Ever since I was little, I've enjoyed anything to do with reading or writing. Any book I could get my hands on I devoured. Writing proved to be a wonderful way to temporarily get out of doing my math. I didn't write very much until my Mom bought me the One Year Adventure Novel ( curriculum in the fall of 2009. This curriculum taught me how to come up with a compelling plot and characters. Through this curriculum, I've written two books, one of them in the process of being written and the other, Moonbeam. 
I have wonderful parents and four awesome younger siblings. When I'm not writing, I enjoy riding my horse, playing piano, ballet, reading and listening to music. I've been homeschooled since preschool and love the flexibility it gives me to be able to write more. 

O.Scarlett! REVIEW by Kendra

This is a book which I wish I could have liked more than I did. I first heard of it through an interview she had with Landry's Academy, and it sparked my interest. Unfortunately, I failed to bookmark the book, and while I remembered the title and the author's first name, I forgot her last name … and searching “Moonbeam” and “Katie” didn't come up with anything.

And then I was reading through the backposts on the Homeschooled Authors blog – and there she was. I didn't have the money to buy the book at the time, but as soon as I did, I snatched up a kindle copy. I read it in a day.

As I stated before, I wish I could have liked it more than I did. It's not that it was a bad book – it was delightfully unique, and for the most part the horses acted like horses (one of my pet peeves in animal books is when you could say that they're human and not change a word in the book – I've read such books before). Also it's a Christian allegory, one of my two favorite flavors of Fantasy.

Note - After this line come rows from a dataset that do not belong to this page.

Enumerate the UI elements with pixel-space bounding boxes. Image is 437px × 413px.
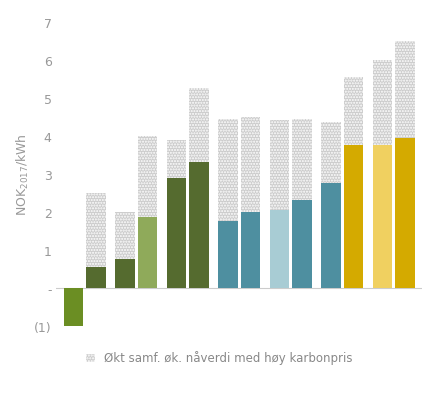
Bar — [321, 123, 340, 184]
Bar — [115, 212, 135, 260]
Bar — [344, 78, 363, 146]
Bar — [270, 210, 289, 288]
Bar — [86, 193, 106, 267]
Bar — [292, 119, 312, 201]
Bar — [138, 136, 157, 218]
Bar — [115, 260, 135, 288]
Bar — [166, 140, 186, 178]
Bar — [189, 89, 209, 163]
Legend: Økt samf. øk. nåverdi med høy karbonpris: Økt samf. øk. nåverdi med høy karbonpris — [80, 346, 357, 369]
Bar — [395, 42, 415, 138]
Bar — [63, 288, 83, 326]
Bar — [241, 117, 260, 212]
Bar — [344, 146, 363, 288]
Bar — [189, 163, 209, 288]
Bar — [166, 178, 186, 288]
Bar — [241, 212, 260, 288]
Bar — [86, 267, 106, 288]
Bar — [395, 138, 415, 288]
Bar — [218, 222, 238, 288]
Bar — [373, 146, 392, 288]
Bar — [270, 121, 289, 210]
Bar — [138, 218, 157, 288]
Bar — [292, 201, 312, 288]
Bar — [321, 184, 340, 288]
Y-axis label: NOK$_{2017}$/kWh: NOK$_{2017}$/kWh — [15, 133, 31, 216]
Bar — [218, 119, 238, 222]
Bar — [373, 60, 392, 146]
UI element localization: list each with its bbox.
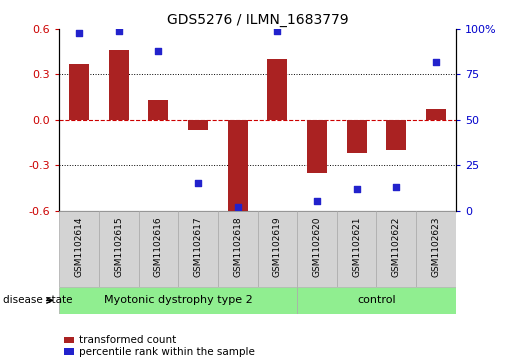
Bar: [386, 120, 406, 150]
Bar: [99, 211, 139, 287]
Bar: [267, 59, 287, 120]
Bar: [426, 109, 446, 120]
Point: [194, 180, 202, 186]
Bar: [64, 337, 74, 343]
Point: [273, 28, 281, 34]
Point: [352, 186, 360, 192]
Bar: [297, 211, 337, 287]
Bar: [297, 287, 456, 314]
Text: GSM1102614: GSM1102614: [75, 217, 83, 277]
Bar: [64, 348, 74, 355]
Text: GSM1102622: GSM1102622: [392, 217, 401, 277]
Point: [392, 184, 401, 190]
Bar: [376, 211, 416, 287]
Bar: [218, 211, 258, 287]
Bar: [139, 211, 178, 287]
Point: [432, 59, 440, 65]
Text: percentile rank within the sample: percentile rank within the sample: [79, 347, 255, 357]
Bar: [416, 211, 456, 287]
Text: GSM1102616: GSM1102616: [154, 217, 163, 277]
Text: GSM1102618: GSM1102618: [233, 217, 242, 277]
Bar: [69, 64, 89, 120]
Text: GSM1102619: GSM1102619: [273, 217, 282, 277]
Text: GSM1102617: GSM1102617: [194, 217, 202, 277]
Bar: [59, 211, 99, 287]
Text: Myotonic dystrophy type 2: Myotonic dystrophy type 2: [104, 295, 252, 305]
Text: GSM1102621: GSM1102621: [352, 217, 361, 277]
Text: control: control: [357, 295, 396, 305]
Title: GDS5276 / ILMN_1683779: GDS5276 / ILMN_1683779: [167, 13, 348, 26]
Bar: [178, 211, 218, 287]
Point: [154, 48, 163, 54]
Text: GSM1102620: GSM1102620: [313, 217, 321, 277]
Bar: [337, 211, 376, 287]
Bar: [109, 50, 129, 120]
Bar: [258, 211, 297, 287]
Bar: [148, 100, 168, 120]
Point: [234, 204, 242, 210]
Bar: [307, 120, 327, 173]
Bar: [228, 120, 248, 213]
Point: [114, 28, 123, 34]
Text: disease state: disease state: [3, 295, 72, 305]
Bar: [59, 287, 297, 314]
Text: GSM1102623: GSM1102623: [432, 217, 440, 277]
Point: [313, 199, 321, 204]
Text: transformed count: transformed count: [79, 335, 176, 345]
Bar: [188, 120, 208, 130]
Bar: [347, 120, 367, 153]
Point: [75, 30, 83, 36]
Text: GSM1102615: GSM1102615: [114, 217, 123, 277]
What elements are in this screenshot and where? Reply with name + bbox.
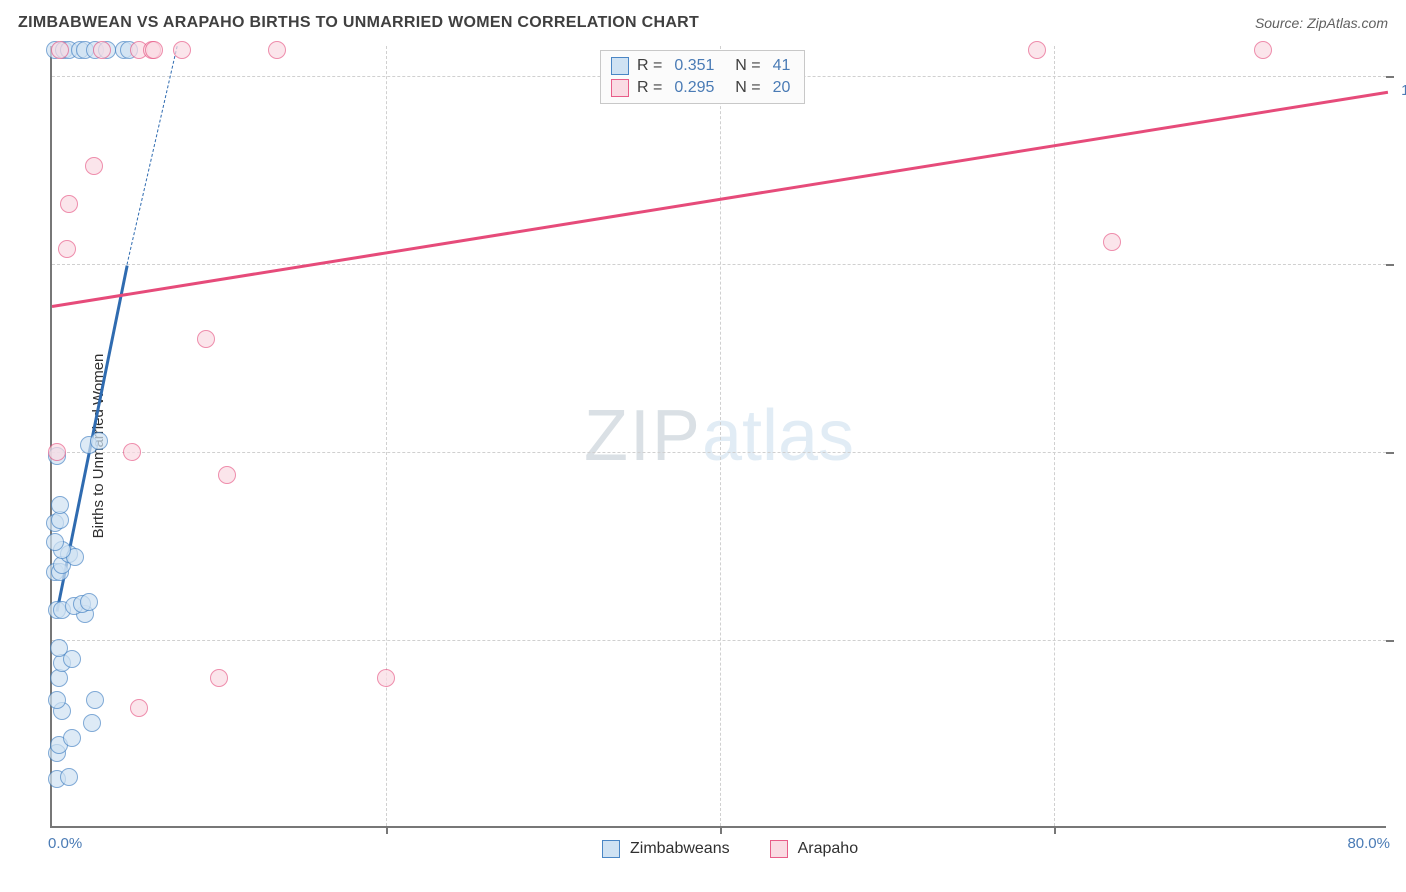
x-tick-label: 0.0% — [48, 835, 82, 852]
bottom-legend: Zimbabweans Arapaho — [602, 840, 858, 858]
scatter-point — [80, 593, 98, 611]
scatter-point — [173, 41, 191, 59]
stat-r-label: R = — [637, 79, 662, 97]
chart-container: ZIMBABWEAN VS ARAPAHO BIRTHS TO UNMARRIE… — [0, 0, 1406, 892]
scatter-point — [1103, 233, 1121, 251]
trend-line — [127, 46, 178, 264]
stat-n-value: 20 — [769, 79, 795, 97]
stats-legend-box: R = 0.351 N = 41R = 0.295 N = 20 — [600, 50, 805, 104]
legend-label: Arapaho — [798, 840, 859, 858]
y-tick — [1386, 264, 1394, 266]
scatter-point — [58, 240, 76, 258]
gridline-horizontal — [52, 640, 1386, 641]
stats-row: R = 0.295 N = 20 — [611, 77, 794, 99]
scatter-point — [60, 768, 78, 786]
stat-n-value: 41 — [769, 57, 795, 75]
x-tick — [1054, 826, 1056, 834]
scatter-point — [210, 669, 228, 687]
y-tick-label: 100.0% — [1396, 82, 1406, 99]
scatter-point — [268, 41, 286, 59]
scatter-point — [48, 691, 66, 709]
scatter-point — [93, 41, 111, 59]
gridline-vertical — [1054, 46, 1055, 826]
y-tick — [1386, 452, 1394, 454]
header: ZIMBABWEAN VS ARAPAHO BIRTHS TO UNMARRIE… — [18, 8, 1388, 38]
scatter-point — [48, 443, 66, 461]
stat-r-value: 0.351 — [670, 57, 718, 75]
chart-title: ZIMBABWEAN VS ARAPAHO BIRTHS TO UNMARRIE… — [18, 14, 699, 32]
scatter-point — [83, 714, 101, 732]
scatter-point — [85, 157, 103, 175]
source-attribution: Source: ZipAtlas.com — [1255, 15, 1388, 31]
scatter-point — [90, 432, 108, 450]
stats-row: R = 0.351 N = 41 — [611, 55, 794, 77]
stat-n-label: N = — [726, 79, 760, 97]
scatter-point — [218, 466, 236, 484]
x-tick-label: 80.0% — [1347, 835, 1390, 852]
scatter-point — [50, 639, 68, 657]
scatter-point — [130, 699, 148, 717]
scatter-point — [46, 533, 64, 551]
stat-n-label: N = — [726, 57, 760, 75]
gridline-vertical — [386, 46, 387, 826]
y-tick — [1386, 76, 1394, 78]
scatter-point — [51, 41, 69, 59]
y-tick-label: 75.0% — [1396, 270, 1406, 287]
y-tick — [1386, 640, 1394, 642]
y-tick-label: 25.0% — [1396, 646, 1406, 663]
gridline-horizontal — [52, 452, 1386, 453]
x-tick — [720, 826, 722, 834]
scatter-point — [51, 496, 69, 514]
legend-label: Zimbabweans — [630, 840, 730, 858]
gridline-horizontal — [52, 264, 1386, 265]
scatter-point — [60, 195, 78, 213]
scatter-point — [123, 443, 141, 461]
y-tick-label: 50.0% — [1396, 458, 1406, 475]
legend-swatch — [602, 840, 620, 858]
legend-swatch — [611, 57, 629, 75]
legend-swatch — [611, 79, 629, 97]
watermark: ZIPatlas — [584, 395, 854, 477]
gridline-vertical — [720, 46, 721, 826]
scatter-point — [86, 691, 104, 709]
scatter-point — [145, 41, 163, 59]
scatter-point — [197, 330, 215, 348]
scatter-point — [1254, 41, 1272, 59]
scatter-point — [377, 669, 395, 687]
legend-swatch — [770, 840, 788, 858]
scatter-point — [1028, 41, 1046, 59]
stat-r-value: 0.295 — [670, 79, 718, 97]
scatter-point — [63, 729, 81, 747]
x-tick — [386, 826, 388, 834]
scatter-point — [50, 669, 68, 687]
plot-area: ZIPatlas 25.0%50.0%75.0%100.0%0.0%80.0%R… — [50, 46, 1386, 828]
stat-r-label: R = — [637, 57, 662, 75]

Yet for all of its charm, it fell flat for me. I knew when I picked it up that the author was only sixteen – it was one of the reasons I wanted to read it – but it showed. There was a lack of maturity to the writing (especially the conversations, which is a biggie with me) and many of the characters. There was nothing to set it apart from other allegories (other than the fact that it was about horses, rather than regular people), indeed, I found it rather predicable, having already read many books in the genre.

The story begins shortly after Moonbeam, the titular character, finds that Abbadon, the leader of the bay horses, has killed her mother. There are two colors of horses in this world. White horses follow Stardust, the Jesus figure of the book, and bay horses are those who are in rebellion against Stardust.

While she is still trying to come to grips with her mothers death, a new horse shows up, Daryn, a messenger of Stardust to tell her that a great war was being set in motion and to ask her and Comet, the stallion of their herd, to join them. Since her mother was the leader of the herd, Moonbeam is to follow in her footsteps … of course going to help means that she has to find a substitute for a while, but her friend, Ellipse, is perfect for the job.

Then they go with Daryn, train for the battle, meet new friends (the stallions and lead mares of other herds), and have the battle.

After that, I found it rather predictable, since I already knew that it was an allegory.

I really, really wanted to love this book. I enjoyed it, definitely, and the author shows lots of promise, so I will continue to read her books (I follow her blog, and while she hasn't published anything else, some of the books she's working on sound very interesting), but this one fell flat.

Note: This would be a good story for younger girls, maybe eight to twelve, who love horses, but don't mind it if it gets a bit scary.

Genre/Theme: Fantasy, Christian, Animals

Reading Level: CHILD - children's literature 
Profanity: NONE - no offensive language 
Sexuality: NONE - not even hinted at 
Other: Fighting between horses, some death, but not much is described.